Checkpoints are only available in batch pipelines. Outputs must be in the same job group for checkpoint nodes to improve pipeline efficiency. Learn more about job groups in Pipeline Builder.

Add a checkpoint node

Below is an example pipeline that produces two outputs: Attachment and Request. The transform node Checkpoint is shared between the two outputs. In this current state, the logic nodes Clean and Checkpoint would be computed twice, once for each output.

A checkpoint node on a graph in Pipeline Builder

However, we want to only compute Clean and Checkpoint once for both outputs. To do this, right-click on Checkpoint and select Mark as checkpoint.

Select Mark as checkpoint near the bottom of the node menu.

Checkpoint strategies

There are three types of checkpoint strategies available:

  • Save in short-term disk [Default]: Stores every output on disk temporarily. This is the default strategy for nodes marked as checkpoints.
  • Save in memory [Fastest]: Stores results temporarily in memory for faster access; this is especially useful for small datasets. Note that this option may fail for larger datasets due to memory limitations.
  • Save as output data: Saves the latest transaction of the checkpoint in a dedicated dataset.
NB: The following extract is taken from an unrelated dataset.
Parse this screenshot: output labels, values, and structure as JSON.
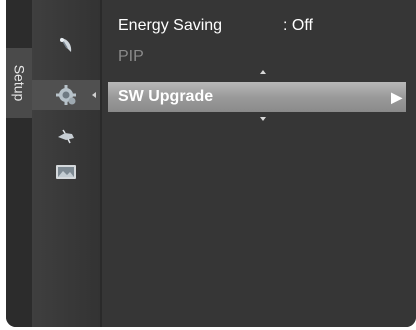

The dataset is created upon the first deployment of the checkpoint.

By default, nodes marked as a checkpoint will use the Save in short-term disk strategy for every output. To configure this, select Checkpoint and then choose Configure strategy.

When a transform has multiple outputs (for example, if the checkpointed node is a Split transform), there is an option to select a checkpoint strategy for each output.

The checkpoint strategy window.

For nodes with only one output, you must select a checkpoint strategy or unmark the node as a checkpoint.

A light blue badge will now appear in the top corner of the Checkpoint node.

The checkpoint node is now marked as a checkpoint on the graph.

Now, add both outputs to the same job group to verify the checkpoint behavior. Right-click one of the outputs (Request) to Assign job group. Choose New group to open the Build settings panel.

Use the node menu to assign an output node to a job group.

Since the datasets are in different job groupings by default, the checkpoint will be recomputed for each output, negating any benefits. To fix this, add the other output (Attachment) to the same job group by selecting the output, and then selecting Add to group... at the bottom of the panel.

Add another output node to the same job group in the Build Settings panel.

Learn more about configuring nodes in Pipeline Builder with color groups and job groups.

Checkpoint storage costs

For the Save in short-term disk checkpoint strategy, checkpoints push the entire result of a transform to storage, such as to the Hadoop Distributed File System (HDFS). For example, if you checkpoint a join using this strategy, the entire result of the join will be output to storage. This can result in a large amount of data being stored, even if the dataset output is small.